Un cinturón que nació con grietas
Para dimensionar la crisis conviene regresar al origen. El ambientalista Luis Carvajal, director del Departamento de Medio Ambiente de la UASD, apunta a la visión fundacional del Cinturón Verde de Santo Domingo, concebido como instrumento estratégico de planificación y protección. Su basamento es el Decreto 183-93 (24 de junio de 1993), que ordenó crear una franja que rodeara la ciudad para regular su crecimiento, resguardar cursos de agua y preservar reservas naturales.
Los objetivos eran claros y se sostenían en tres pilares: La protección hídrica que preserve los ríos, arroyos y las múltiples fuentes de agua que rodean la ciudad, estableciendo franjas de preservación de hasta 100 metros a cada lado de ríos principales -Ozama, Isabela y Haina-; la contención urbana que evite el crecimiento horizontal descontrolado de la capital, y las reservas ecológicas que procuren resguardar espacios que funcionen como «pulmones verdes» para sanear el ambiente en una ciudad en expansión.

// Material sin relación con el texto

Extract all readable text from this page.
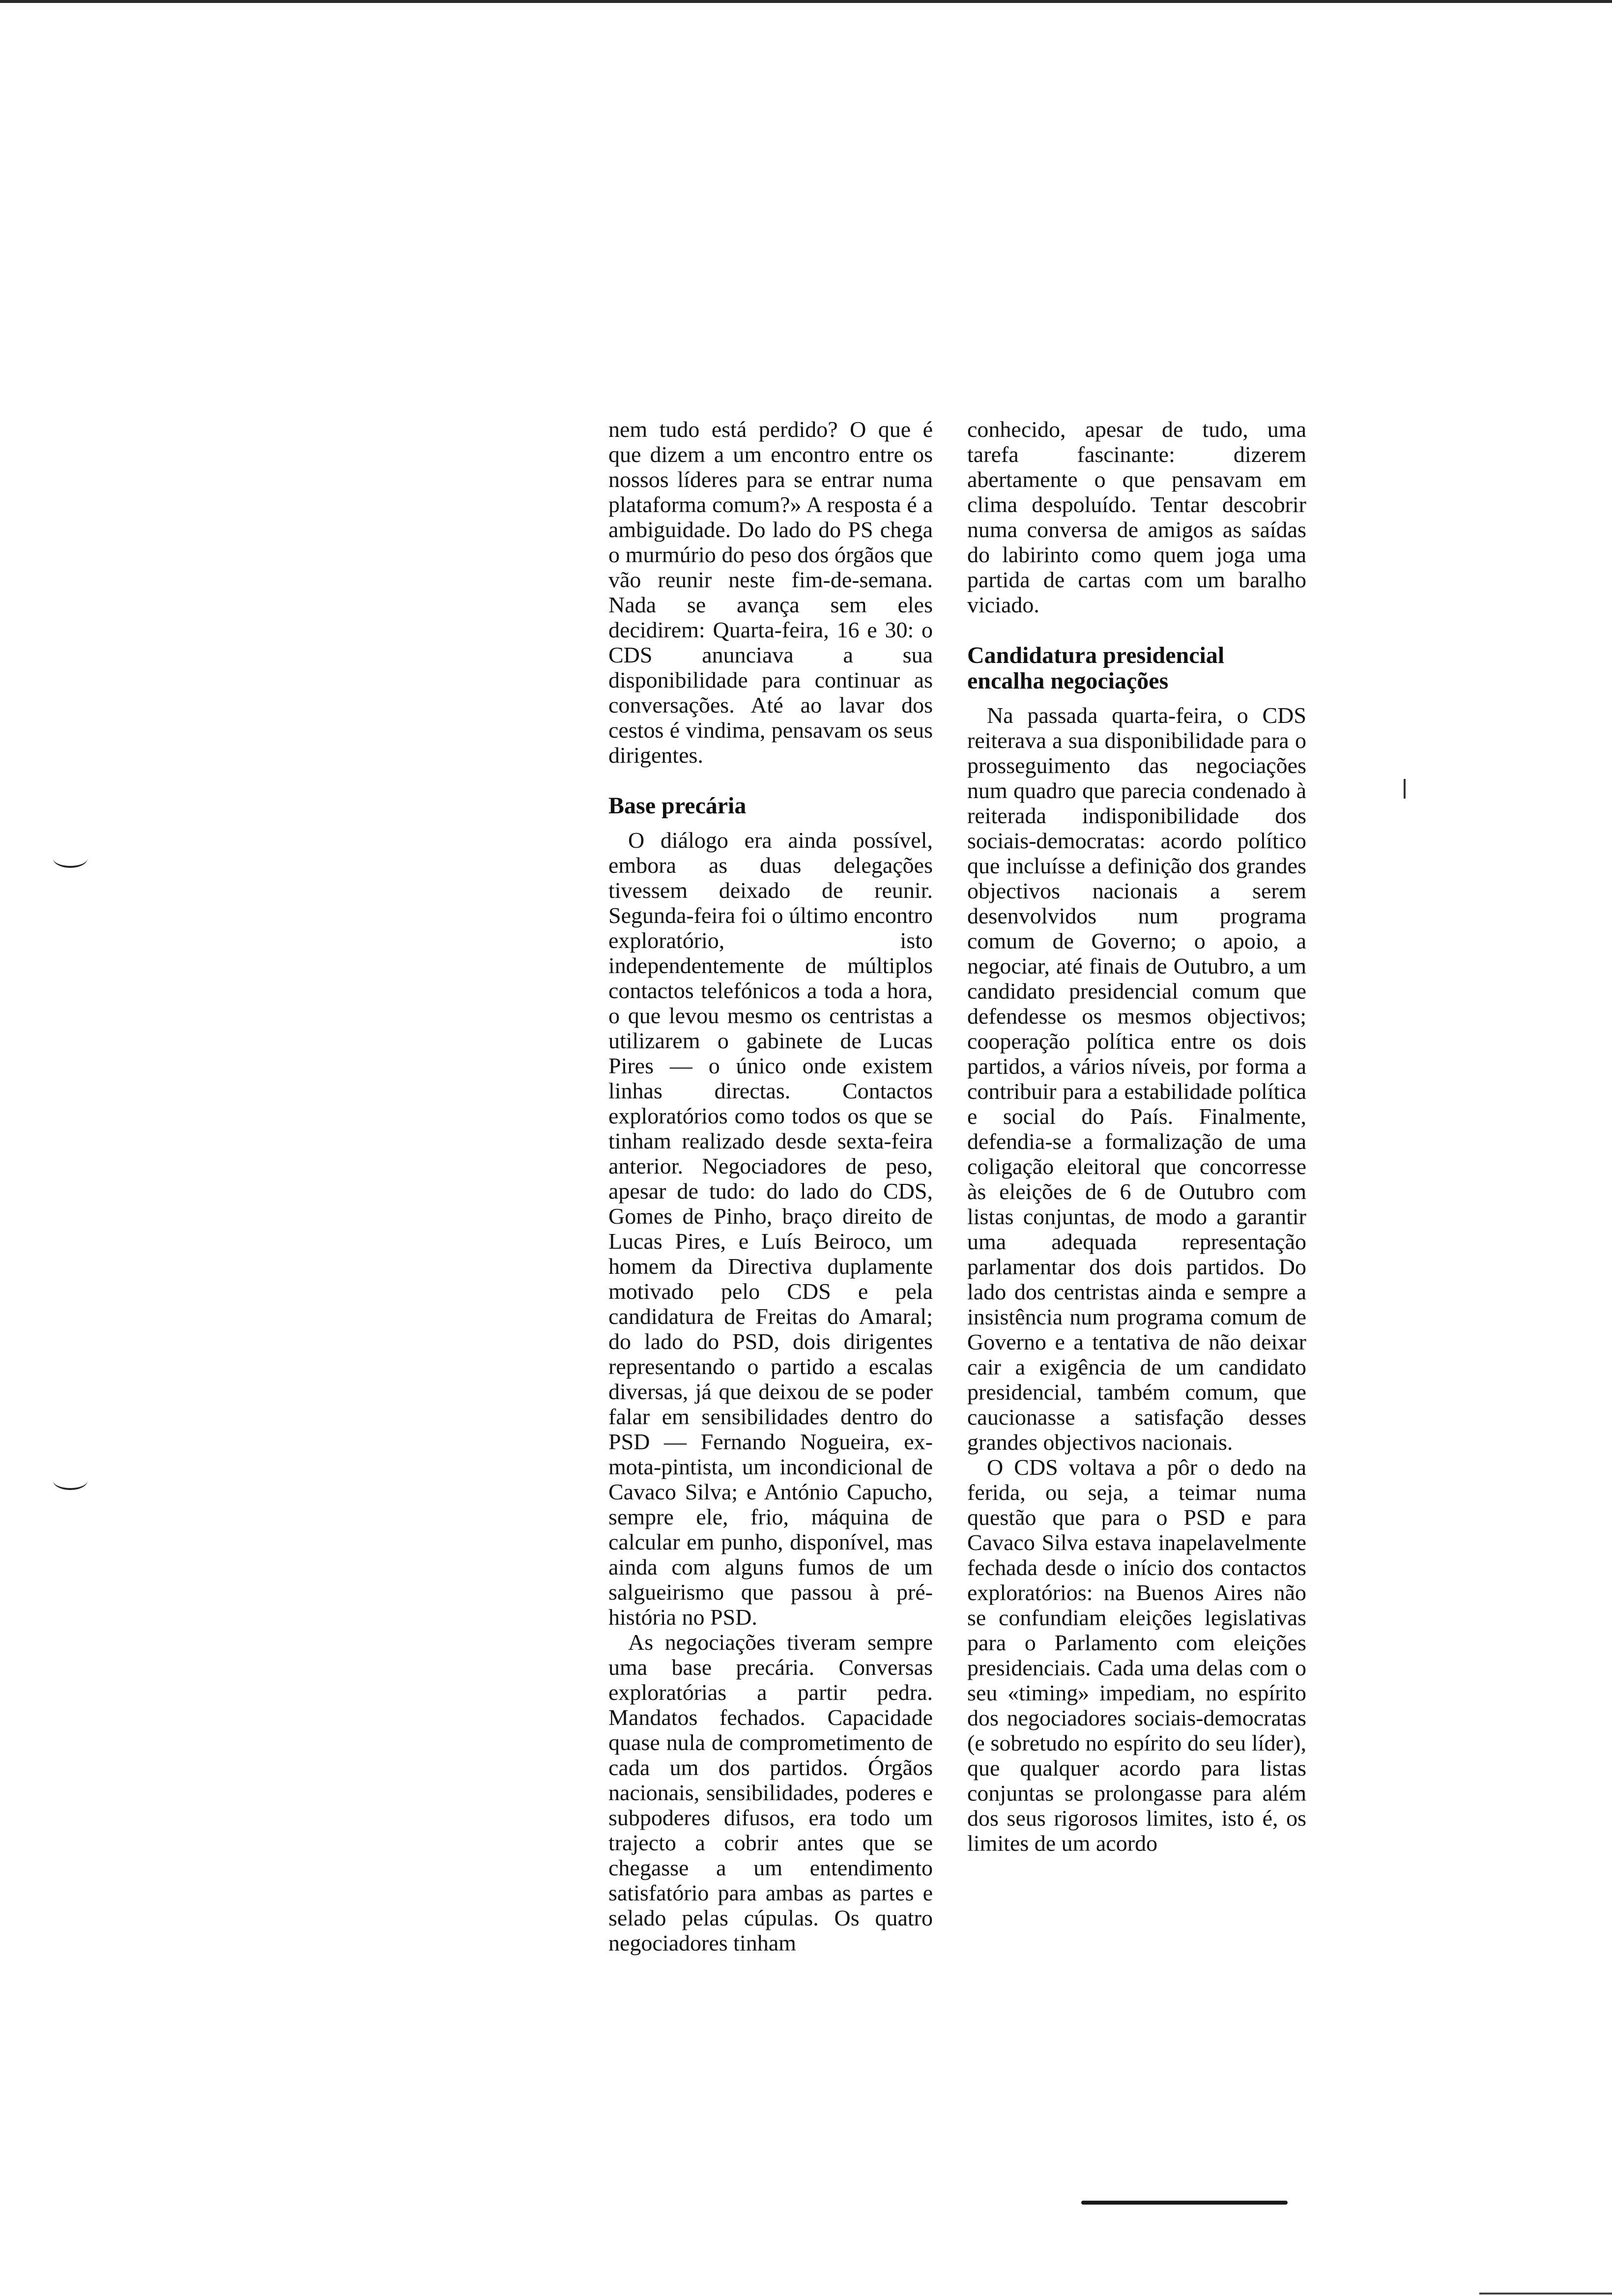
nem tudo está perdido? O que é que dizem a um encontro entre os nossos líderes para se entrar numa plataforma comum?» A resposta é a ambiguidade. Do lado do PS chega o murmúrio do peso dos órgãos que vão reunir neste fim-de-semana. Nada se avança sem eles decidirem: Quarta-feira, 16 e 30: o CDS anunciava a sua disponibilidade para continuar as conversações. Até ao lavar dos cestos é vindima, pensavam os seus dirigentes.

Base precária

O diálogo era ainda possível, embora as duas delegações tivessem deixado de reunir. Segunda-feira foi o último encontro exploratório, isto independentemente de múltiplos contactos telefónicos a toda a hora, o que levou mesmo os centristas a utilizarem o gabinete de Lucas Pires — o único onde existem linhas directas. Contactos exploratórios como todos os que se tinham realizado desde sexta-feira anterior. Negociadores de peso, apesar de tudo: do lado do CDS, Gomes de Pinho, braço direito de Lucas Pires, e Luís Beiroco, um homem da Directiva duplamente motivado pelo CDS e pela candidatura de Freitas do Amaral; do lado do PSD, dois dirigentes representando o partido a escalas diversas, já que deixou de se poder falar em sensibilidades dentro do PSD — Fernando Nogueira, ex-mota-pintista, um incondicional de Cavaco Silva; e António Capucho, sempre ele, frio, máquina de calcular em punho, disponível, mas ainda com alguns fumos de um salgueirismo que passou à pré-história no PSD.

As negociações tiveram sempre uma base precária. Conversas exploratórias a partir pedra. Mandatos fechados. Capacidade quase nula de comprometimento de cada um dos partidos. Órgãos nacionais, sensibilidades, poderes e subpoderes difusos, era todo um trajecto a cobrir antes que se chegasse a um entendimento satisfatório para ambas as partes e selado pelas cúpulas. Os quatro negociadores tinham

conhecido, apesar de tudo, uma tarefa fascinante: dizerem abertamente o que pensavam em clima despoluído. Tentar descobrir numa conversa de amigos as saídas do labirinto como quem joga uma partida de cartas com um baralho viciado.

Candidatura presidencial encalha negociações

Na passada quarta-feira, o CDS reiterava a sua disponibilidade para o prosseguimento das negociações num quadro que parecia condenado à reiterada indisponibilidade dos sociais-democratas: acordo político que incluísse a definição dos grandes objectivos nacionais a serem desenvolvidos num programa comum de Governo; o apoio, a negociar, até finais de Outubro, a um candidato presidencial comum que defendesse os mesmos objectivos; cooperação política entre os dois partidos, a vários níveis, por forma a contribuir para a estabilidade política e social do País. Finalmente, defendia-se a formalização de uma coligação eleitoral que concorresse às eleições de 6 de Outubro com listas conjuntas, de modo a garantir uma adequada representação parlamentar dos dois partidos. Do lado dos centristas ainda e sempre a insistência num programa comum de Governo e a tentativa de não deixar cair a exigência de um candidato presidencial, também comum, que caucionasse a satisfação desses grandes objectivos nacionais.

O CDS voltava a pôr o dedo na ferida, ou seja, a teimar numa questão que para o PSD e para Cavaco Silva estava inapelavelmente fechada desde o início dos contactos exploratórios: na Buenos Aires não se confundiam eleições legislativas para o Parlamento com eleições presidenciais. Cada uma delas com o seu «timing» impediam, no espírito dos negociadores sociais-democratas (e sobretudo no espírito do seu líder), que qualquer acordo para listas conjuntas se prolongasse para além dos seus rigorosos limites, isto é, os limites de um acordo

El artículo 3 del decreto fue categórico: “No se permitirán asentamientos ni actividades productivas salvo las contempladas en planes de manejo y autorizadas por el Poder Ejecutivo”. Además, instruyó a la CONAU a proteger y levantar un catastro para clarificar la titularidad de los terrenos. Ese catastro nunca se concluyó con la contundencia necesaria y el vacío se volvió puerta abierta.